「やっと、目が覚めた?」
ぼんやりとわたしの目に映ったのは、大きな男の人。
あ、これは、健斗君のお父さんじゃないの!
「おはようございます。すみません、寝坊しちゃいました、よね?」
「いや、気にしないで。具合の悪いところはないかな?」
頭はスッキリ、どこも痛くない。不思議なことに、ちょっとだるくて重い感じがしていた腰のあたりも、すっかり元通りになっていた。

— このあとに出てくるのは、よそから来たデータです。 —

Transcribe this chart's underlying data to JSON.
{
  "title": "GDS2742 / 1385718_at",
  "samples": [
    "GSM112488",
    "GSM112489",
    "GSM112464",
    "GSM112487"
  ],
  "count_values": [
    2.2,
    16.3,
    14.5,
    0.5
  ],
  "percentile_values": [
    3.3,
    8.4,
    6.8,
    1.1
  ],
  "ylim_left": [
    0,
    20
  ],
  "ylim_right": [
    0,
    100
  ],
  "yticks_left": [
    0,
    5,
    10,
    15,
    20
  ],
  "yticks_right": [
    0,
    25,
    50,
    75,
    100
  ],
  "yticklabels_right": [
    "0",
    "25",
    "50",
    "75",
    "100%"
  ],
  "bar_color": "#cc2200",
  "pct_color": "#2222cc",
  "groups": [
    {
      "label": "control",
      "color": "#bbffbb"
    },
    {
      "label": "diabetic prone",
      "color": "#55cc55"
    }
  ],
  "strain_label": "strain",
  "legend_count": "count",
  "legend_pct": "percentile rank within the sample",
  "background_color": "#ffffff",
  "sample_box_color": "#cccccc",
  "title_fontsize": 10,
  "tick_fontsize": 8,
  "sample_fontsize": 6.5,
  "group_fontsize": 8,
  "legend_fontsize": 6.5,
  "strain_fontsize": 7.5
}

「沙也ちゃん、おはよう。もう、お昼になるよ。夜中の十二時にこっちへ戻ってから、すぐにまた眠っちゃったんだ。移植のあとだから、ゆっくり休ませてあげたいけれど、お腹も減ったんじゃない?」
部屋の入り口から声をかけてきたのは......人面瘡じゃなくなった健斗君だった。どうやらシャワーを浴びていたらしく、髪の毛をタオルで拭いている。それを見て、すぐに理解した。
わたしは無事にこっちの世界へ戻ってきて、健斗君は元通り。
「お、おはよう......あの、健斗君、無事?」
「ああ、大丈夫だよ。沙也ちゃんも元気?」
「うん、大丈夫。どこも痛くないよ」
「それじゃあ、私は仕事に戻るからね」
......健斗君のお父さんが、行ってしまった。